Zulymar Villegas, mother of Cesar Pereira, a young man murdered in Lechería, Anzoátegui State, had the opportunity to narrate how in 2017, the regime murdered her son, who was only 20 years old, when he was peacefully demonstrating against Maduro.
Likewise, the ambassador facilitated the meeting of the commissioners with Ramón Aguilar, the lawyer who is handling the case of the murder of Councilman Fernando Albán, which allowed both Arosemena De Troitiño, Lanza and Abrao to hear the sequence of the acts of torture that ended the life of the councilman in October 2018.
Ambassador Tomás Guanipa was accompanied by the deputies to the National Assembly, Gaby Arellano and Winston Flores, as well as by the Magistrate of the legitimate Supreme Court of Justice, Idelfonzo Ifil, who told the commissioners how they and their colleagues have been persecuted, besieged and even imprisoned by the regime that today usurps functions in Venezuela.

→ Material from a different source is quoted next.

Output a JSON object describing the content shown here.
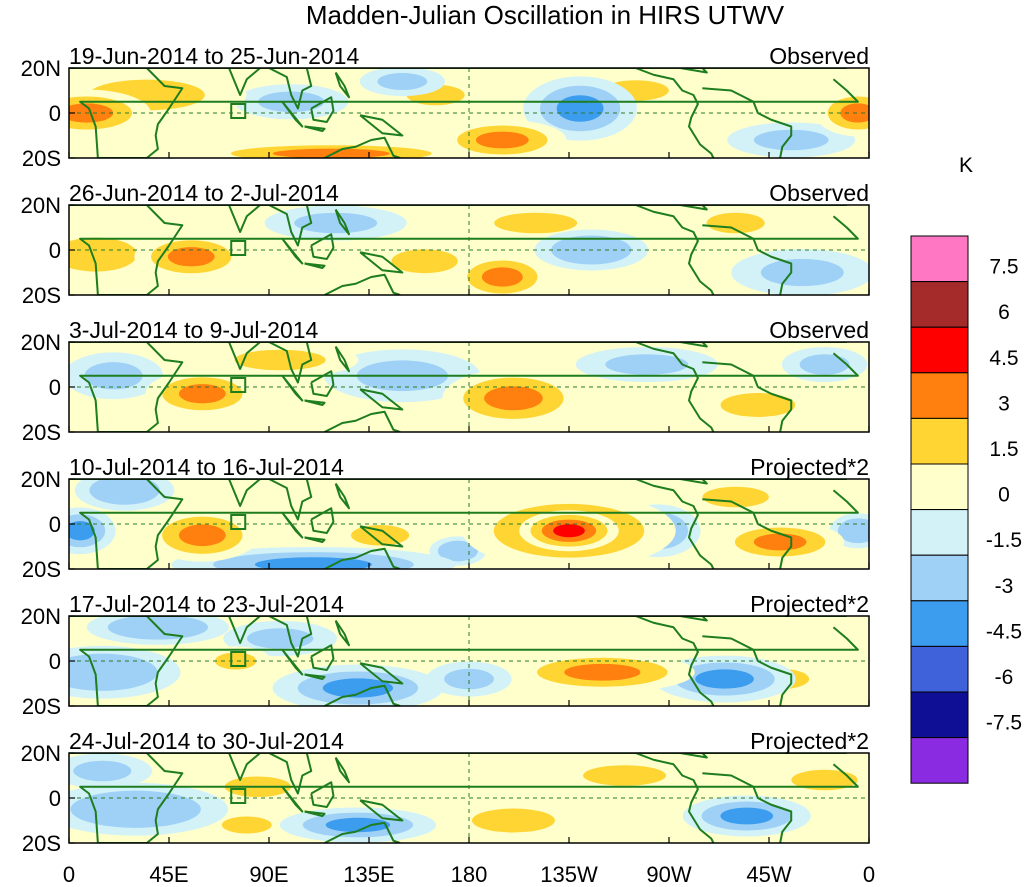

Ewald Scharfenberg, editor of the website armando.info, and Roberto Deniz, a journalist, were also received by the commissioners. During the meeting, they recounted how Maduro’s dictatorship ended press freedom in Venezuela, and how he persecutes, imprisons and threatens communications professionals in his eagerness to prevent the infinite violations of human rights in the country from being revealed.
In spite of the failed attempts by the Venezuelan regime to hide the darkest aspects of its policies, they could not prevent the members of the commission from knowing the criminal acts and human rights violations that the dictatorship has committed against these and thousands of other victims who are represented by these testimonies.